Defending democracy does not make me a traitor

John Mann MP
John Mann MP

A local councillor endorsed a tweet this week calling me a ‘traitor’ for voting to stop those attempting to derail Brexit, writes John Mann MP.

It is a strange and very sad use of the word and shows the puerile level that politics has fallen to.

People are entitled to strong views on Brexit.

But having a different view to me or you does not make someone a traitor.

In this case, I was accused by this councillor of being a traitor because I voted several times to try to stop a group of MPs from blocking Brexit.

Pro-Brexit MPs managed to slip in an amendment that scuppered their plans, but they still had the votes to push through.

My vote was consistent with what I have said and done since the general election, and the referendum.

READ THIS: Bassetlaw MP vows to stand firm on Brexit.

The people voted for Brexit and I have upheld that decision – unlike most MPs – because democracy is democracy and frankly this is something that is absolute for me.

I voted for a deal to smooth through Britain leaving the EU and support the Prime Minister bringing back a new deal.

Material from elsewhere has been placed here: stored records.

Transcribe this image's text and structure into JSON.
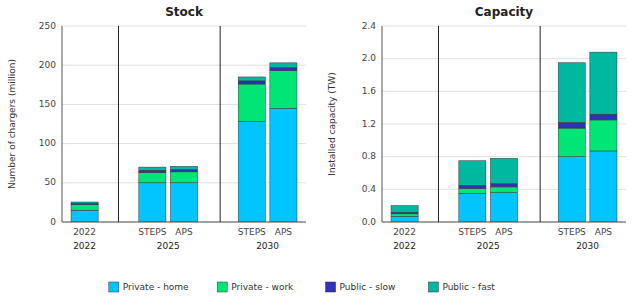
{
  "chart_data": [
    {
      "type": "bar",
      "stacked": true,
      "title": "Stock",
      "y_label": "Number of chargers (million)",
      "categories": [
        "2022",
        "STEPS",
        "APS",
        "STEPS",
        "APS"
      ],
      "annotations": [
        "2022",
        "2025",
        "2030"
      ],
      "series": [
        {
          "name": "Private - home",
          "color": "#00C5FF",
          "values": [
            15,
            50,
            50,
            128,
            145
          ]
        },
        {
          "name": "Private - work",
          "color": "#00E676",
          "values": [
            7,
            13,
            14,
            48,
            48
          ]
        },
        {
          "name": "Public - slow",
          "color": "#3030BB",
          "values": [
            1.5,
            3,
            3,
            4,
            4
          ]
        },
        {
          "name": "Public - fast",
          "color": "#00B8A0",
          "values": [
            2,
            4,
            4,
            5,
            6
          ]
        }
      ],
      "ylim": [
        0,
        250
      ],
      "yticks": [
        0,
        50,
        100,
        150,
        200,
        250
      ],
      "grid": true,
      "legend": "bottom"
    },
    {
      "type": "bar",
      "stacked": true,
      "title": "Capacity",
      "y_label": "Installed capacity (TW)",
      "categories": [
        "2022",
        "STEPS",
        "APS",
        "STEPS",
        "APS"
      ],
      "annotations": [
        "2022",
        "2025",
        "2030"
      ],
      "series": [
        {
          "color": "#00C5FF",
          "values": [
            0.07,
            0.35,
            0.36,
            0.8,
            0.87
          ]
        },
        {
          "color": "#00E676",
          "values": [
            0.03,
            0.06,
            0.07,
            0.35,
            0.38
          ]
        },
        {
          "color": "#3030BB",
          "values": [
            0.02,
            0.04,
            0.04,
            0.07,
            0.07
          ]
        },
        {
          "color": "#00B8A0",
          "values": [
            0.08,
            0.3,
            0.31,
            0.73,
            0.76
          ]
        }
      ],
      "ylim": [
        0,
        2.4
      ],
      "yticks": [
        {
          "value": 0,
          "label": "0.0"
        },
        0.4,
        0.8,
        1.2,
        1.6,
        {
          "value": 2,
          "label": "2.0"
        },
        2.4
      ],
      "grid": true
    }
  ]
}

But my vote and my mouth has also been there to defend democracy and I’m saddened that a councillor elected to sort out bins, planning decisions and the local economy labels me a traitor for doing so.

For a week, I have chaired the powerful Treasury Committee in Parliament.

This will not last as I am not eligible to be elected permanent chairman, but I did chair a session with the Bank Of England last Wednesday.

The hearing is available on the Parliament Channel and you will hear me demand that our local economy be treated differently from London and the south east.

We have little similarity and Government and monetary policy needs to reflect this better.

SEE ALSO: Worksop can grow and thrive with Government funding.

On Monday, I have a feeling that Parliament might vote for a general election.

If it does then so be it, Parliament needs to sort out the mess it is in and make decisions rather than sit on fences.

But if Parliament can’t sort it out then going back to the people is inevitable.

I just hope that people bother to vote.